Q&A: Steely Dan's Walter Becker

The guitarist and reggae enthusiast talks his new solo LP and his future with Donald Fagen

AUSTIN SCAGGSPosted May 06, 2008 10:07 AM

After fourteen years, it's still a thrill to listen to Walter Becker's 1994 solo debut 11 Tracks of Whack, an album that boasts tracks that stand up to his best work in Steely Dan, like "Surf and/or Die," "This Moody Bastard" and "Hat Too Flat." Becker's second solo disc, Circus Money, out in June, is just as compelling, and was inspired in large part by the Sixties and Seventies Jamaican grooves Becker finds endlessly fascinating. Unlike most Steely Dan-related projects, Becker maintains basically the same band throughout the disc — SD vets including drummer Keith Carlock (a monster), guitarist Jon Herington and keyboard player Ted Baker (Becker plays righteous bass). Becker also collaborated with songwriter/producer Larry Klein, known for his work with Joni Mitchell (Klein's ex-wife), including his production on River: Letters to Joni, the Herbie Hancock album that took top honors at last year's Grammys.

Check out the world premiere of "Somebody's Saturday Night" below, a song about a certain slutty chick. Our favorite lines? "She's no fool/But she's none too bright/She's just somebody else's Saturday night." Or is it, "Drink drink cigarette talkie talk drink drink smoke smoke cigarette."

Have you and Larry Klein been friends for a long time?
We've been friends for a while and I was at a point where I had about 800 different ideas for records that I thought I might make. And Larry said, "I'd love to make a record some time," and he was very helpful in condensing the ideas that I had down to a good workable set. I'd been listening to a lot of Jamaican music from the Sixties and Seventies and there was all sorts of ideas I had about the rhythms and bass patterns that they used and also about the way in which they re-used tracks, re-mixed tracks, the way in which ideas circulated, filtered through their culture via records — successive records with the same rhythm, sometimes with exactly the same track, sometimes with the track and the rhythm re-cut in somewhat in a more current style. I could just listen to that stuff endlessly, just the way those guys play, the way that the drums and bass interact is fantastic. That was the jumping off point and then we just ended up writing. A couple of things came out sounding sort of Jamaican and [some] didn't, but that was the idea, I guess.

What Jamaican music, specifically?
Well we're talkin' about everything from the sort of Rock Steady period on. I'd say everything from ska through 1980, when they started using drum machines. So that would be ska, Rock Steady reggae, rockers, steppers, all these different variations on the patterns as the drumming changed a little bit and the tempos changed. A lot of Lee Perry stuff, the stuff that the rhythm section from the Wailers played on — Style Scott, Sly & Robbie, Flabba Holt. There's just a ton of music from that period.

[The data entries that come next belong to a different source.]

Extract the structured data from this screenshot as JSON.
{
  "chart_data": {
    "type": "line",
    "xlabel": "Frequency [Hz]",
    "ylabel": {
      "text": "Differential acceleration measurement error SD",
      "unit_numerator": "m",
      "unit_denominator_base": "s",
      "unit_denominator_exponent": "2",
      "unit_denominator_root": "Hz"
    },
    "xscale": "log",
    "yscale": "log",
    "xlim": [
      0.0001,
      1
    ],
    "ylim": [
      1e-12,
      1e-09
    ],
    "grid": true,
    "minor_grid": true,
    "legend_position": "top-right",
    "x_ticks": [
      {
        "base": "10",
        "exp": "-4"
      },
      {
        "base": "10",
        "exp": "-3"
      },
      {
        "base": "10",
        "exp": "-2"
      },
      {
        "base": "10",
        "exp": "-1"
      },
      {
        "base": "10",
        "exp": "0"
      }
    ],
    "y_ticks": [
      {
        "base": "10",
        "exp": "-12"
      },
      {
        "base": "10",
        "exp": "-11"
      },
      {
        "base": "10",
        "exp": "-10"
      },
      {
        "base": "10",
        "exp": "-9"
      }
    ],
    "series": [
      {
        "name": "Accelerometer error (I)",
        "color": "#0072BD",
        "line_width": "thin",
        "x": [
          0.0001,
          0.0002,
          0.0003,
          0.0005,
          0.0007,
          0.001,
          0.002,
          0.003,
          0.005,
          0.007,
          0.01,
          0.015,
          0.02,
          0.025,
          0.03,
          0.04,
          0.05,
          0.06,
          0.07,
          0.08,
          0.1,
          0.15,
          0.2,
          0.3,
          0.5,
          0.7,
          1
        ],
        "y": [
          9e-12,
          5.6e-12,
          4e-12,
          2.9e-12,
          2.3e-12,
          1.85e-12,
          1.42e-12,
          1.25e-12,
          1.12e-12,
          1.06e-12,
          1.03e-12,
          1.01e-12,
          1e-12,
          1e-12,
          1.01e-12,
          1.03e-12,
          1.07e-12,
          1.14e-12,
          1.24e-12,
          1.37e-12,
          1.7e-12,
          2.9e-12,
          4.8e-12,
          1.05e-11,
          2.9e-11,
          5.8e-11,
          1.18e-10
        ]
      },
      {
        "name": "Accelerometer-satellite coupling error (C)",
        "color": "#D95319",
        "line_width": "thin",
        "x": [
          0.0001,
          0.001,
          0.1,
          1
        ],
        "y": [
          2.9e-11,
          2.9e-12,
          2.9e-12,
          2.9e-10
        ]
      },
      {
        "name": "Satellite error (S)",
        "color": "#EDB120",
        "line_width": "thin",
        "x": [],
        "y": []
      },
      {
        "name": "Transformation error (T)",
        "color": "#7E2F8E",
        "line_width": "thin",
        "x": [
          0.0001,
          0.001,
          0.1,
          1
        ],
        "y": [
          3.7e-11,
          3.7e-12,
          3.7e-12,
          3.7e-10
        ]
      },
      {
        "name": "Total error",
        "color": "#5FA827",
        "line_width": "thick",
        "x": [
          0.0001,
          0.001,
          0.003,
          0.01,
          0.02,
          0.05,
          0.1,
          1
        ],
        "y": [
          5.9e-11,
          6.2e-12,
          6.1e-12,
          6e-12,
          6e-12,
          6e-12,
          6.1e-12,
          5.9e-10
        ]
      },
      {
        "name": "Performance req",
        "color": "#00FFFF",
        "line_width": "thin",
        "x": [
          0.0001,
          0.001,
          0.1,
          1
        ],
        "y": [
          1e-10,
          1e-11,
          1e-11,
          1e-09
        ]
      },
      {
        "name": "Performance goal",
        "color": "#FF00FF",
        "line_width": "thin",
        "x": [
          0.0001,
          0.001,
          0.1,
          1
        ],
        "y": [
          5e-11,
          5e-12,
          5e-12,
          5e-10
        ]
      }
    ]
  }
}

I notice a lot of Jamaican influence on 11 Tracks of Whack, as well.
I had started listening to that way back in those days and at one point Donald [Fagen] and I actually experimented with the idea of doing an album with reggae-type beats on it in the Eighties. I think "Snowbound" that was eventually on one of his albums was from that period. And the original version of "West of Hollywood" was from that period. It's always fascinated me the way they use the same elements of rhythm and blues playing, but they turn them around in a way and yet they still get a great feel on it, you know? And as a rhythm section guy, those rhythm sections are sort of the ultimate — the tightness of it, the complexity of the feels.